Ante la opinión pública mayoritariamente
contraria a este tipo de experimentos, los científicos que
quieren llevarlos a cabo se han apresurado a aclarar que no pretenden
desarrollar esos embriones hasta el final, sino utilizarlos para
obtener
células
madre embrionarias, lo que necesariamente implica la
destrucción de los embriones. De esta manera, si se utilizan
células humanas procedentes de pacientes, dichas
células madre podrían utilizarse para estudiar
mejor la enfermedad que padecen. Los defensores de estas
técnicas añaden que, además, esto
podría resolver uno de los grandes problemas de las
técnicas de clonación usadas para obtener
células madre embrionarias, que es la escasez de
óvulos humanos.
Además de la oposición de la mayoría
de los ciudadanos encuestados al respecto, en círculos
científicos también se ha insistido en que se
trata de un tema delicado en el que es crucial establecer
límites éticos claros. Por ejemplo, un
editorial aparecido en la
revista
Nature
hace un llamamiento a los científicos implicados, para que
consigan encontrar el equilibrio entre los aspectos
éticos y los beneficios derivados de estos procedimientos.

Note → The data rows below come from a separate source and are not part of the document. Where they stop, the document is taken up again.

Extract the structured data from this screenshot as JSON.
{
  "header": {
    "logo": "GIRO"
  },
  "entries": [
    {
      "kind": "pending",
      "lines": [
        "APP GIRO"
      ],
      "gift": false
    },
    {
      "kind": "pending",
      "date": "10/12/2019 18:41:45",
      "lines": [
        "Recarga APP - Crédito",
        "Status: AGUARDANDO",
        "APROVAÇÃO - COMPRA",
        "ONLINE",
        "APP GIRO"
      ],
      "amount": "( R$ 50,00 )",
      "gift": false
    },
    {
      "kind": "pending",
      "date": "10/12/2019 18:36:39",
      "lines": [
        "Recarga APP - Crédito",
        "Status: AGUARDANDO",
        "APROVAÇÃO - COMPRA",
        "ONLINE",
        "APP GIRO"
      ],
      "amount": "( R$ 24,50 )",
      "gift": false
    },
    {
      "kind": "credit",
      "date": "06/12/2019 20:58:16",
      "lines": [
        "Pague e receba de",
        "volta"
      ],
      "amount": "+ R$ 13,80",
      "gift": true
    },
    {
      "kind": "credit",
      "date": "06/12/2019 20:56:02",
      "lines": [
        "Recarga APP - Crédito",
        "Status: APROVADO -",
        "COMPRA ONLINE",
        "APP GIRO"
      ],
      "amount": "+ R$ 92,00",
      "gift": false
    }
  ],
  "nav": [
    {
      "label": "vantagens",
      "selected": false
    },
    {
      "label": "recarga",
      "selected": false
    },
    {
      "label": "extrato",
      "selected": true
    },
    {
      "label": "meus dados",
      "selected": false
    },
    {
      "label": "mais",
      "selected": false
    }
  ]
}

Por otro lado, la necesidad de llevar a cabo estos
experimentos no está del todo clara, especialmente
después de los avances obtenidos en la
reprogramación
de células adultas mediante factores del oocito. Como se
explica en otro
comentario
de
a
ciencia
cierta, estudios recientes han demostrado la posibilidad
de obtener directamente células madre con
características muy similares a las células madre
embrionarias, sin necesidad de crear embriones ni utilizar
óvulos. Precisamente, uno de los temores suscitados en el
editorial de
Nature
antes citado es que la generación de quimeras provoque un
grado de rechazo social que impida también el avance en los
experimentos de reprogramación.
Javier Novo.
Departamento de Genética.
- La noticia de
la BBC puede encontrarse aquí.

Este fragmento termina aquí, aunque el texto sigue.